COMPARED TO the East Coast of America where they have had up to 1m of snow recently, our tail-end of the same storm was wind and rain this week, and that’s on top of some pretty wet weather so far this year.
But, it’s been a fickle year for different parts of the country. Forecasts here were for high winds and rain which will add to our total in the Borders of 88mm or 3.5 inches – with only seven days of no recorded rainfall so far this year. However, nearer to the East Coast there has been approximately 50mm, or two inches more rain than further inland.
It’s not just the weather outlook that’s gloomy. Global markets have been stormy too, and the Liffe feed wheat prices were back again. For May, 2016, feed wheat futures were down £1.70 to £112.30 and for November new crop down £1.30 to £121.30. For November, 2017, wheat futures were also down £1.70 to £126.70.
Sterling sank to a seven-year low last week against the dollar and a 12-month low against the euro before rallying towards the end of the week. This gave some support to our wheat prices and allowed the UK to export some of its surplus stocks.
Globally, the market situation remains one of too much supply chasing too few buyers. With poor demand, particularly from countries with oil-based economies, the market view remains bearish and sentiment weak. Without a significant weather issue world-wide, grain prices could well move lower.
In the US, the decline in crop prices has seen farms in the key maize growing areas lose money for a successive season and returns in US farmland fell to a five year low of 10.4%, down from 12.6% from the previous year. Total returns for investors were -0.4% for the year and was due to a drop in land prices rather than lower income from crops. The drop in US farmland prices is accelerating and this is the 26th successive month of decline.
There is a continued downturn in farm profitability from weak crop prices which are well below the cost of production for many farmers, especially those with land rents to pay. The strengthening of the dollar and global economic weakness have pushed grain prices down by 8%, and slaughter cattle prices 28% lower over the past 12 months.
The weaker agricultural commodity prices discouraged farmers from buying agricultural equipment and sales in the US of four-wheel-drive tractors fell by 39% last year. Sales of two-wheel-drive tractors, as used by livestock farmers, have fallen by 26% and combine sales are down by 33%.
In New Zealand farm prices, though, have rallied by 4.1% since December, 2014, despite the ongoing depression in their all-important dairy industry. The volume of farm sales rose by 12.6% year-on-year and was up 31.5 % compared to the previous three months up to last November, but sales volumes over 2015 were 3.4% down on the previous year.
In a move to lower domestic prices, China is moving towards an unregulated maize market which should also reduce demand for maize substitutes. Farmers would no longer be subsidised through support prices and currently Chinese maize prices stand at more than twice international levels thanks to government support.

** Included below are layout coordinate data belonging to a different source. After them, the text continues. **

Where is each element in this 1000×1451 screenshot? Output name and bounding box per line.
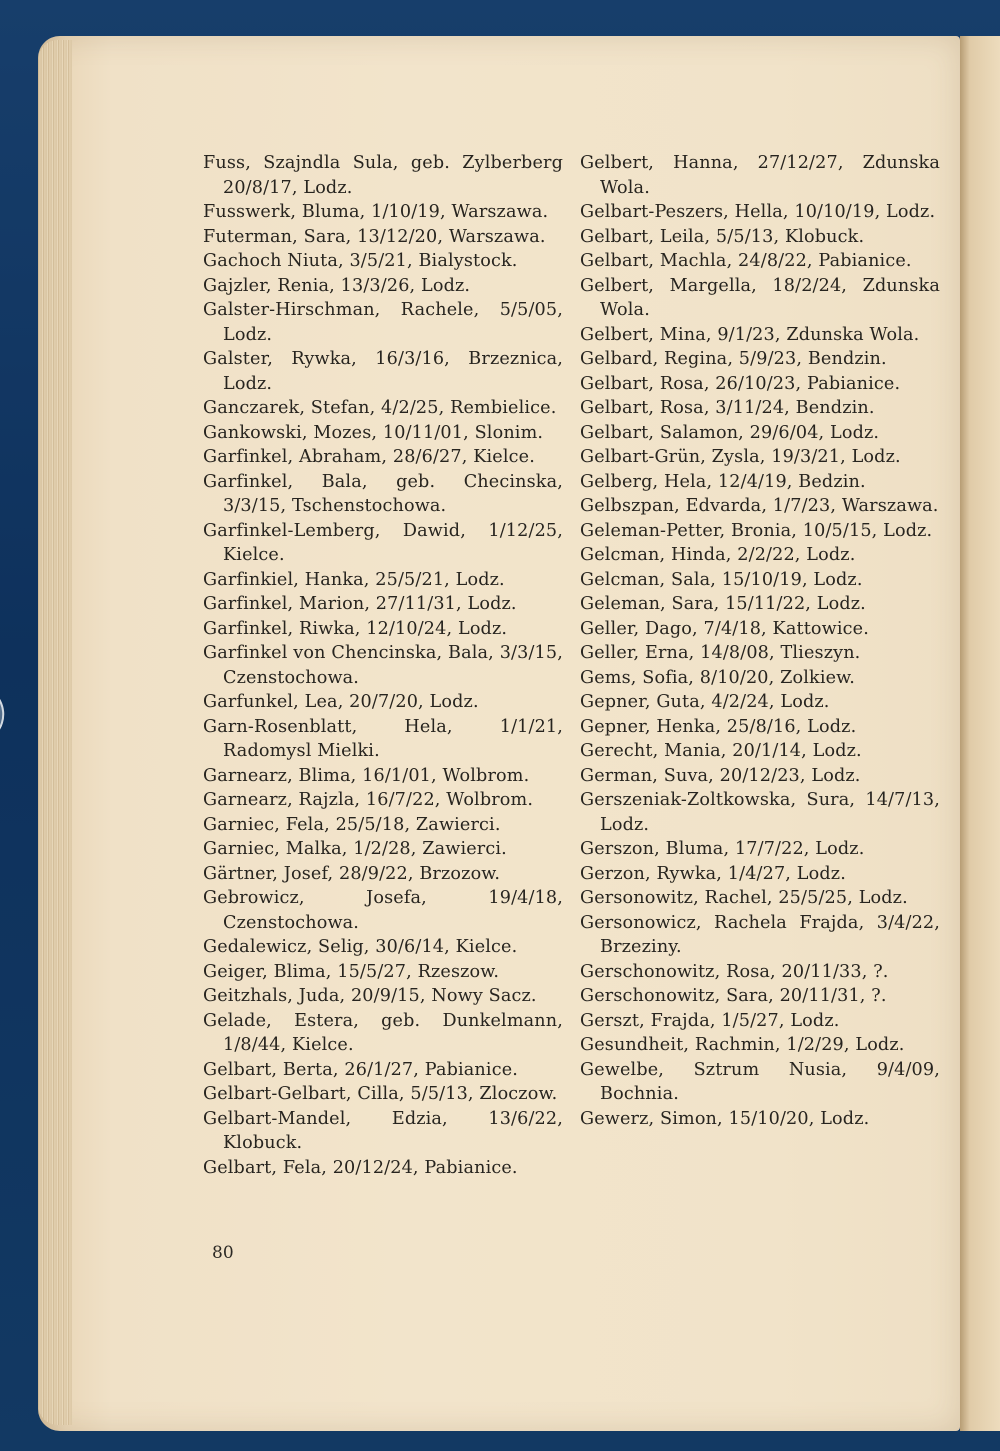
list-entry: Gelbart-Gelbart, Cilla, 5/5/13, Zloczow. (203, 1084, 558, 1104)
list-entry: Garfinkiel, Hanka, 25/5/21, Lodz. (203, 569, 505, 590)
list-entry: Garfinkel-Lemberg, Dawid, 1/12/25, Kielce. (203, 520, 563, 565)
list-entry: Gerszon, Bluma, 17/7/22, Lodz. (580, 839, 865, 859)
page-number: 80 (212, 1243, 234, 1263)
list-entry: Gerschonowitz, Sara, 20/11/31, ?. (580, 986, 887, 1006)
list-entry: Gebrowicz, Josefa, 19/4/18, Czenstochowa. (203, 888, 563, 933)
list-entry: Gärtner, Josef, 28/9/22, Brzozow. (203, 863, 501, 884)
list-entry: Galster-Hirschman, Rachele, 5/5/05, Lodz. (203, 300, 563, 345)
list-entry: Gachoch Niuta, 3/5/21, Bialystock. (203, 251, 518, 271)
list-entry: Gedalewicz, Selig, 30/6/14, Kielce. (203, 937, 518, 957)
list-entry: Garniec, Fela, 25/5/18, Zawierci. (203, 814, 501, 835)
list-entry: Garnearz, Blima, 16/1/01, Wolbrom. (203, 765, 530, 786)
list-entry: Garn-Rosenblatt, Hela, 1/1/21, Radomysl Mielki. (203, 716, 563, 761)
list-entry: Gerschonowitz, Rosa, 20/11/33, ?. (580, 961, 889, 982)
list-entry: Gelbert, Margella, 18/2/24, Zdunska Wola. (580, 275, 940, 320)
list-entry: Garfinkel, Marion, 27/11/31, Lodz. (203, 594, 517, 614)
list-entry: Garfinkel, Bala, geb. Checinska, 3/3/15, Tschenstochowa. (203, 471, 563, 516)
list-entry: Gerecht, Mania, 20/1/14, Lodz. (580, 741, 862, 761)
list-entry: Gelbart, Fela, 20/12/24, Pabianice. (203, 1157, 518, 1178)
list-entry: Gewerz, Simon, 15/10/20, Lodz. (580, 1108, 870, 1129)
list-entry: Gelbszpan, Edvarda, 1/7/23, Warszawa. (580, 496, 939, 516)
right-column (580, 151, 940, 1131)
list-entry: Garfunkel, Lea, 20/7/20, Lodz. (203, 692, 479, 712)
list-entry: German, Suva, 20/12/23, Lodz. (580, 765, 861, 786)
list-entry: Garfinkel von Chencinska, Bala, 3/3/15, Czenstochowa. (203, 643, 563, 688)
list-entry: Gelberg, Hela, 12/4/19, Bedzin. (580, 471, 866, 492)
list-entry: Galster, Rywka, 16/3/16, Brzeznica, Lodz. (203, 349, 563, 394)
list-entry: Gems, Sofia, 8/10/20, Zolkiew. (580, 667, 856, 688)
list-entry: Geiger, Blima, 15/5/27, Rzeszow. (203, 961, 500, 982)
list-entry: Gerszeniak-Zoltkowska, Sura, 14/7/13, Lodz. (580, 790, 940, 835)
list-entry: Gelbart, Rosa, 3/11/24, Bendzin. (580, 398, 875, 418)
list-entry: Gesundheit, Rachmin, 1/2/29, Lodz. (580, 1035, 905, 1055)
list-entry: Garfinkel, Abraham, 28/6/27, Kielce. (203, 447, 535, 467)
list-entry: Geller, Erna, 14/8/08, Tlieszyn. (580, 643, 861, 663)
list-entry: Gelcman, Sala, 15/10/19, Lodz. (580, 569, 863, 590)
list-entry: Futerman, Sara, 13/12/20, Warszawa. (203, 226, 546, 247)
list-entry: Gajzler, Renia, 13/3/26, Lodz. (203, 275, 471, 296)
list-entry: Gersonowicz, Rachela Frajda, 3/4/22, Brzeziny. (580, 912, 940, 957)
list-entry: Gelade, Estera, geb. Dunkelmann, 1/8/44, Kielce. (203, 1010, 563, 1055)
list-entry: Garfinkel, Riwka, 12/10/24, Lodz. (203, 618, 508, 639)
list-entry: Gelbart, Leila, 5/5/13, Klobuck. (580, 226, 865, 247)
list-entry: Garniec, Malka, 1/2/28, Zawierci. (203, 839, 507, 859)
list-entry: Gerszt, Frajda, 1/5/27, Lodz. (580, 1010, 840, 1031)
list-entry: Gelbart, Machla, 24/8/22, Pabianice. (580, 251, 912, 271)
list-entry: Gankowski, Mozes, 10/11/01, Slonim. (203, 422, 544, 443)
list-entry: Gelbart-Grün, Zysla, 19/3/21, Lodz. (580, 447, 901, 467)
list-entry: Garnearz, Rajzla, 16/7/22, Wolbrom. (203, 790, 534, 810)
list-entry: Geleman, Sara, 15/11/22, Lodz. (580, 594, 866, 614)
list-entry: Gelbart-Peszers, Hella, 10/10/19, Lodz. (580, 202, 936, 222)
list-entry: Gepner, Guta, 4/2/24, Lodz. (580, 692, 830, 712)
list-entry: Gelbart, Salamon, 29/6/04, Lodz. (580, 422, 880, 443)
page-stack-edges (38, 40, 72, 1425)
list-entry: Gelbart, Berta, 26/1/27, Pabianice. (203, 1059, 518, 1080)
list-entry: Fusswerk, Bluma, 1/10/19, Warszawa. (203, 202, 549, 222)
list-entry: Gewelbe, Sztrum Nusia, 9/4/09, Bochnia. (580, 1059, 940, 1104)
list-entry: Gelbard, Regina, 5/9/23, Bendzin. (580, 349, 887, 369)
list-entry: Geller, Dago, 7/4/18, Kattowice. (580, 618, 869, 639)
list-entry: Gelbart-Mandel, Edzia, 13/6/22, Klobuck. (203, 1108, 563, 1153)
list-entry: Gelbart, Rosa, 26/10/23, Pabianice. (580, 373, 901, 394)
list-entry: Geitzhals, Juda, 20/9/15, Nowy Sacz. (203, 986, 537, 1006)
list-entry: Gelbert, Hanna, 27/12/27, Zdunska Wola. (580, 153, 940, 198)
list-entry: Gersonowitz, Rachel, 25/5/25, Lodz. (580, 888, 908, 908)
list-entry: Gelbert, Mina, 9/1/23, Zdunska Wola. (580, 324, 920, 345)
list-entry: Geleman-Petter, Bronia, 10/5/15, Lodz. (580, 520, 933, 541)
left-column (203, 151, 563, 1180)
facing-page-edge (960, 36, 1000, 1431)
list-entry: Fuss, Szajndla Sula, geb. Zylberberg 20/8/17, Lodz. (203, 153, 563, 198)
list-entry: Ganczarek, Stefan, 4/2/25, Rembielice. (203, 398, 557, 418)
list-entry: Gerzon, Rywka, 1/4/27, Lodz. (580, 863, 846, 884)
list-entry: Gepner, Henka, 25/8/16, Lodz. (580, 716, 857, 737)
list-entry: Gelcman, Hinda, 2/2/22, Lodz. (580, 545, 856, 565)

The price support is aimed at subsidising farmers and is part of a stockpiling programme that has seen a large tonnage of agricultural products accumulating. China’s combined grain reserves stand at an all-time high of 500m tonnes, with maize levels thought to be more than 200m tonnes.
It cut the price for maize last year and they are expected to do the same this year but there is no official confirmation on when support for maize will be stopped altogether.
Global wheat production will fall in 2016-17 for the first time in three years but not by enough to drag world tonnage of grain below this season’s record high according to the International Grains Council. World wheat production next year is expected to be 704m tonnes, which is down 25m tonnes on the year.
With only a small drop in all wheat area and average yields predicted, world production is projected 3% down year-on-year. The estimate for stocks of grains, comprising of wheat and coarse grains at the close of 2015/16 season is forecast up by 1m tonnes to a 29-year high of 454m tonnes.
A dry autumn in parts of Europe last year could see a drop in oilseed rape production by 200,000 tonnes to 21.3m tonnes. Plantings in in the EU, the top rapeseed grower and consumer, remained at 6.5m ha but there will be less production in Poland and the UK. Yield losses are likely in Poland due to drought-related planting problems and late re-sowing.
In the Ukraine a cold and dry autumn has cut planting to a 10-year low resulting in a reduction of 200,000 ha year-on-year. These figures would appear likely to leave the EU, which uses some 25m tonnes of rapeseed a year, having a significant need for imports, which the International Grains Council forecast will rise to 3.2m tonnes in 2015/16.
Brent crude oil has made a significant recovery from below $27 per barrel and earlier this week had soared by 8.7% to $31.80 per barrel, helping shares and many industrial commodities to recover. Since May last year, oil prices in sterling have fallen by more than 54% but retailers have only cut pump prices by 35%.
Diesel prices have fallen to their lowest level for more than six years at 97.7p per litre at the pump due to oil prices falling by around 30% since early December.